O movimento bonehead não desapareceu, mas perdeu um ponto de convergência e voltou a atomizar-se. Houve elementos do MAN que não viram com bons olhos a autodissolução da associação e, por isso, criaram a efémera Frente de Defesa Nacional em 1991. Não tinha uma grande base de apoio e a nova força política ligou-se sobretudo às claques do Benfica, Porto e Sporting, adotando uma subcultura hooligan vista noutros países, principalmente no Reino Unido.

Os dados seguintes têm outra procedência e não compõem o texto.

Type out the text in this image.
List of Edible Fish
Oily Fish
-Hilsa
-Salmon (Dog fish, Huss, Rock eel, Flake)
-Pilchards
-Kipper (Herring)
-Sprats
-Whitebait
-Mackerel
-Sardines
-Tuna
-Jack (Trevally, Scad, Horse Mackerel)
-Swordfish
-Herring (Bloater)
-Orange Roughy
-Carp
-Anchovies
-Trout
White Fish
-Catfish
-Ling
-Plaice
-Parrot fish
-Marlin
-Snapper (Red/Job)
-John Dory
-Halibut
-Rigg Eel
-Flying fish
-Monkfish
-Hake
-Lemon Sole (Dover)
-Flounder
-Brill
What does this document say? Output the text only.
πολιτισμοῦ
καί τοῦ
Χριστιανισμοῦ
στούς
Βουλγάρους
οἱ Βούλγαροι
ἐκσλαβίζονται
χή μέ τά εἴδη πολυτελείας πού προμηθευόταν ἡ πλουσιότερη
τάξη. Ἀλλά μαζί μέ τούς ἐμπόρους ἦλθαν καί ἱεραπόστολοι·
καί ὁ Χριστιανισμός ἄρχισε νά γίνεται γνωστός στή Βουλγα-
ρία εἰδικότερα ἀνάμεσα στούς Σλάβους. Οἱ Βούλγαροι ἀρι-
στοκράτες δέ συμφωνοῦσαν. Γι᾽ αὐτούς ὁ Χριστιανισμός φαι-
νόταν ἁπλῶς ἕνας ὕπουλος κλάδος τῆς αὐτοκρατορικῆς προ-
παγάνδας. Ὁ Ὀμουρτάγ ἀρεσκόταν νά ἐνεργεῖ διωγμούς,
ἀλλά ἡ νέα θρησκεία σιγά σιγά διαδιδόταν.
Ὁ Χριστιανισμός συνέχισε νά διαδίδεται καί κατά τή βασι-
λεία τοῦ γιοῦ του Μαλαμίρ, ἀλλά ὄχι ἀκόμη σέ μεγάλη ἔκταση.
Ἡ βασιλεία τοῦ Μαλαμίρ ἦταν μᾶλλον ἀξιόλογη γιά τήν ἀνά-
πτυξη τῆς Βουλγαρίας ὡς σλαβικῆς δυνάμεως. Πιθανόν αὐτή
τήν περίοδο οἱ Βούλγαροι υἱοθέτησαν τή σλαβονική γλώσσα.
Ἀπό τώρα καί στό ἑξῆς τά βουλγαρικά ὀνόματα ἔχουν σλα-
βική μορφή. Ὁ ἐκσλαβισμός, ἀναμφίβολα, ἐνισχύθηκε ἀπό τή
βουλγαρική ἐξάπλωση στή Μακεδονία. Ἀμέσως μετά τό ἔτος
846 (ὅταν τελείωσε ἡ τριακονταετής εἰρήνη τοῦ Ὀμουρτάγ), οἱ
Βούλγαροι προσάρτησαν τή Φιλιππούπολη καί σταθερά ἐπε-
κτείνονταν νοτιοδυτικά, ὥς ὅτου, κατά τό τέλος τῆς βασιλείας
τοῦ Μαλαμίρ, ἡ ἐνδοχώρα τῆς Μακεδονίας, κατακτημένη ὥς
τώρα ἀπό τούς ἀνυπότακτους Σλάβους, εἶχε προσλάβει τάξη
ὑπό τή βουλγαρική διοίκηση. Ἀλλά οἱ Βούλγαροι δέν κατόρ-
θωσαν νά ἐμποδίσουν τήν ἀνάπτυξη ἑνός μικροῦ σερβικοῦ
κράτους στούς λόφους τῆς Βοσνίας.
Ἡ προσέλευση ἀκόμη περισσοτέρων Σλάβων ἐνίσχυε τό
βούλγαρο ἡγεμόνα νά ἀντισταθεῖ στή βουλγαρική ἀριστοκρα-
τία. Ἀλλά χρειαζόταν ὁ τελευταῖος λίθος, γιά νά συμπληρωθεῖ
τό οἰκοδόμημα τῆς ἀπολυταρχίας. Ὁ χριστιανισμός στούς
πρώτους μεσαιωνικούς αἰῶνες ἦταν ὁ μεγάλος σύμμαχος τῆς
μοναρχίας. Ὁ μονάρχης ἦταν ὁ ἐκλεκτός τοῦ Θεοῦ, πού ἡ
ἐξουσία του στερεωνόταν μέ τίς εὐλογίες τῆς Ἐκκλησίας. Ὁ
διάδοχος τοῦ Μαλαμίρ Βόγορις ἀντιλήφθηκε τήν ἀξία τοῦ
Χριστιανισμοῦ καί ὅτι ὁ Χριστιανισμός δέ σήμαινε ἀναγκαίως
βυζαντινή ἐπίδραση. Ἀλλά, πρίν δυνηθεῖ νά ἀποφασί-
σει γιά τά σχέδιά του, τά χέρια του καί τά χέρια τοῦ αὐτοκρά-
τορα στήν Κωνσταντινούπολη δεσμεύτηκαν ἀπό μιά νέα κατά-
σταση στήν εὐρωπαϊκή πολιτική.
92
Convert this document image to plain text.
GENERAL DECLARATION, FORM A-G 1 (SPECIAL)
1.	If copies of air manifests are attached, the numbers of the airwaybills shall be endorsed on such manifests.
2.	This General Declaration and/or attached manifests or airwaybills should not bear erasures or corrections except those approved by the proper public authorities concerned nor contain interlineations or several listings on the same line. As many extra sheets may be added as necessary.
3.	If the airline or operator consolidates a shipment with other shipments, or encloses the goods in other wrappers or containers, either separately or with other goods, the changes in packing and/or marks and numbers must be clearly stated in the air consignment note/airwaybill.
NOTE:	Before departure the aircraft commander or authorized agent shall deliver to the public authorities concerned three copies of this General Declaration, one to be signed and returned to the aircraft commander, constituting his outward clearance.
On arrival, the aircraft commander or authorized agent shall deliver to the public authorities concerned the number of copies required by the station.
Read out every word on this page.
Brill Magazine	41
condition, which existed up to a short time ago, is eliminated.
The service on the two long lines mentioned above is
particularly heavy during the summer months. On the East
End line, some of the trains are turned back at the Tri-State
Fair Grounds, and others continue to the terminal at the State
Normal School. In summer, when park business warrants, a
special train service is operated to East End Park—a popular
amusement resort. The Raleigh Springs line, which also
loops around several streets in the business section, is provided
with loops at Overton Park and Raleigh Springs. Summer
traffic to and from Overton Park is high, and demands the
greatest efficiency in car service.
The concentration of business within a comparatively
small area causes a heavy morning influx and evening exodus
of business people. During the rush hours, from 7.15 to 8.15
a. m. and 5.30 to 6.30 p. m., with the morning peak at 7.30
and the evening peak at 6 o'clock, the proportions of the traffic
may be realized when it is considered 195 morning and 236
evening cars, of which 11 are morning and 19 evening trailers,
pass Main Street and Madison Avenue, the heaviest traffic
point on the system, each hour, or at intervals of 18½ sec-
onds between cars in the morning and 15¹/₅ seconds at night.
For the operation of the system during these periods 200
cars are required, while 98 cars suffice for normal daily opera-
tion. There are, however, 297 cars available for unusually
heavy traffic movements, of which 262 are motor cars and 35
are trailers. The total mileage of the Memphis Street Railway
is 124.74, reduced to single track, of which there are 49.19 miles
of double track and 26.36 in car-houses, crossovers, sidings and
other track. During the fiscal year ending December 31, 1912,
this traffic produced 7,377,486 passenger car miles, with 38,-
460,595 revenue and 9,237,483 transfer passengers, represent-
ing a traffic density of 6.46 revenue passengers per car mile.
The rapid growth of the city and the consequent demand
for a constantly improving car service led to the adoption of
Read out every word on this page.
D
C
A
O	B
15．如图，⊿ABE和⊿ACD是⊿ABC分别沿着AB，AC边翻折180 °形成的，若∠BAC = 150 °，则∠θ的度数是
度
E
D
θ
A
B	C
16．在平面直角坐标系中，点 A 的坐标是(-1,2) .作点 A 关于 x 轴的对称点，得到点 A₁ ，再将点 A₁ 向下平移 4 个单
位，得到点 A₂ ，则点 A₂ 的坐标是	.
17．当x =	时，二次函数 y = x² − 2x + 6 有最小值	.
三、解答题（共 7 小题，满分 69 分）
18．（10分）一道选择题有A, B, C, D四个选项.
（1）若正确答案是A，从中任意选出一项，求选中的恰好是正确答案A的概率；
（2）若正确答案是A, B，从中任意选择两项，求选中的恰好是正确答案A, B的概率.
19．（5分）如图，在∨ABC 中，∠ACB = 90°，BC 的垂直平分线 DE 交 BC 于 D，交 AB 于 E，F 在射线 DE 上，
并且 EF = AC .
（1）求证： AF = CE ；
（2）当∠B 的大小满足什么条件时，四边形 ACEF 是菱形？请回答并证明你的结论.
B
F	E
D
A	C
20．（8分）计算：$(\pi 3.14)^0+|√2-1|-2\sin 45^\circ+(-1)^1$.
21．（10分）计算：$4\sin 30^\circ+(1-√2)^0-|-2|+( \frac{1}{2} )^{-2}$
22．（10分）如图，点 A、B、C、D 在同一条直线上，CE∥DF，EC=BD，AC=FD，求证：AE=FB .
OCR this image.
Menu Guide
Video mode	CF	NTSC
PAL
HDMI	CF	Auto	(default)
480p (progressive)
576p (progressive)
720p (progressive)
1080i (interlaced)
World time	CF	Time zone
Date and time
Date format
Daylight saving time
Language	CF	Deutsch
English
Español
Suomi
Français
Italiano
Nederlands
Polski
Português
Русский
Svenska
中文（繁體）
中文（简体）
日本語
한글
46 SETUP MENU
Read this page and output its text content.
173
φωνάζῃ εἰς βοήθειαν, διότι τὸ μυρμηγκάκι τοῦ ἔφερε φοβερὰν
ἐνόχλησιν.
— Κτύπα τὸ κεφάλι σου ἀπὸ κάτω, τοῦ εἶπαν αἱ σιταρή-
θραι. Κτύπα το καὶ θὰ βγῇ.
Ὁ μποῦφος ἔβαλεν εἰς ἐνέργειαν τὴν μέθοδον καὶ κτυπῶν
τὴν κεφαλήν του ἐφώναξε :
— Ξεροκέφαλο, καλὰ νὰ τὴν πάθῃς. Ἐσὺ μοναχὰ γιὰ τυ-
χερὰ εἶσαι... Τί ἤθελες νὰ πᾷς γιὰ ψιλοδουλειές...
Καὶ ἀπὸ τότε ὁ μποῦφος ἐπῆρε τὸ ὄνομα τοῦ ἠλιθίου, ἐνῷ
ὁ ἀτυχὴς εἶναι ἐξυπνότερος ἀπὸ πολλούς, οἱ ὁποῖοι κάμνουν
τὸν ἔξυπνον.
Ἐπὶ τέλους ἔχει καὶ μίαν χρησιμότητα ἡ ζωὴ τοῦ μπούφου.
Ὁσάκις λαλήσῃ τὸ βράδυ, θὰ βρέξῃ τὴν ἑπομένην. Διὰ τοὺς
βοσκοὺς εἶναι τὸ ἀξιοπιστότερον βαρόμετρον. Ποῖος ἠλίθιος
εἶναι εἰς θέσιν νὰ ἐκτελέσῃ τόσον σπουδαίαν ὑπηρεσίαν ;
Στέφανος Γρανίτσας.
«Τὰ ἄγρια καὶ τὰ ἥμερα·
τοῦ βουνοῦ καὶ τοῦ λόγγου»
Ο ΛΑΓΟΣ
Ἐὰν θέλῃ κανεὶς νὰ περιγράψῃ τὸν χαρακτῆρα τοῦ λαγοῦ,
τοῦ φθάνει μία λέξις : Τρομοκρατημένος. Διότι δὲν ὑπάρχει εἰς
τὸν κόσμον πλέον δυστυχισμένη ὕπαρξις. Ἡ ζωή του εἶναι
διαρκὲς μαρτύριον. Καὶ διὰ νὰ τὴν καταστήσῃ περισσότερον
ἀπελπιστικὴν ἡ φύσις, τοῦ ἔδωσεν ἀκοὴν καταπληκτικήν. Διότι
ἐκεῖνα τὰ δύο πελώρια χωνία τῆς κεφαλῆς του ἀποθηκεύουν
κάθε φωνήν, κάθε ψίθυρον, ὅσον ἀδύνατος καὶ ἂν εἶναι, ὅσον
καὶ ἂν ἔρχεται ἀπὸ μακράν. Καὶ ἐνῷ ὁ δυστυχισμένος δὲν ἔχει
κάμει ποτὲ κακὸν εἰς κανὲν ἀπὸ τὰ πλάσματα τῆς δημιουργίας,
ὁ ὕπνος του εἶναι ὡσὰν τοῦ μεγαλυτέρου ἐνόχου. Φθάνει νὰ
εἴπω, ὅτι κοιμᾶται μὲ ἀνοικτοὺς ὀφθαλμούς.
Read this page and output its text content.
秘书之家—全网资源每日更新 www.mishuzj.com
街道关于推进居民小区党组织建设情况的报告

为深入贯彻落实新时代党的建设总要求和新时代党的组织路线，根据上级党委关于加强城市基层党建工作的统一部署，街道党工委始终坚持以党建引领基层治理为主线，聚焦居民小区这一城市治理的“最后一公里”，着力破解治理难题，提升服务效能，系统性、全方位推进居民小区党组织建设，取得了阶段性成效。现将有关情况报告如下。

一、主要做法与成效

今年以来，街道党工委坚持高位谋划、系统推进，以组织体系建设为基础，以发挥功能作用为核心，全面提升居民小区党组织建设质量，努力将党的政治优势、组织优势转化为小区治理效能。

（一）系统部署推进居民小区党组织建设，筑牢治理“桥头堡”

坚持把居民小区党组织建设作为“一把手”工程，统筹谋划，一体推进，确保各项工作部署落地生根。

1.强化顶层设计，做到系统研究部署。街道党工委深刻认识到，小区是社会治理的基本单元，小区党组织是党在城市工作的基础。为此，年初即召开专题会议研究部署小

O uso da violência que marcou o MAN continuou com a Frente de Defesa Nacional e, a 10 de junho de 1995, a extrema-direita voltou a fazer mais uma vítima mortal: Alcindo Monteiro, numa rua do Bairro Alto, em Lisboa.

Boneheads de Lisboa, Porto, Matosinhos, Almada, Carcavelos, Sintra, Olivais, Loures e Corroios reuniram-se no restaurante O Ribeiro, em Cacilhas, e de lá partiram para o bar O Minhoto, no Bairro Alto, habitualmente frequentado por boneheads. Estavam a celebrar o “Dia de Portugal e da Raça” e começaram a fazer caçadas no histórico bairro lisboeta, espancaram uma dezena de pessoas e assassinaram Monteiro.

Ter-se-ia de esperar até ao início do século XXI para surgirem em Portugal novas organizações de boneheads estruturadas e com ligações internacionais, como os Portugal Hammer Skins e os Blood & Honour.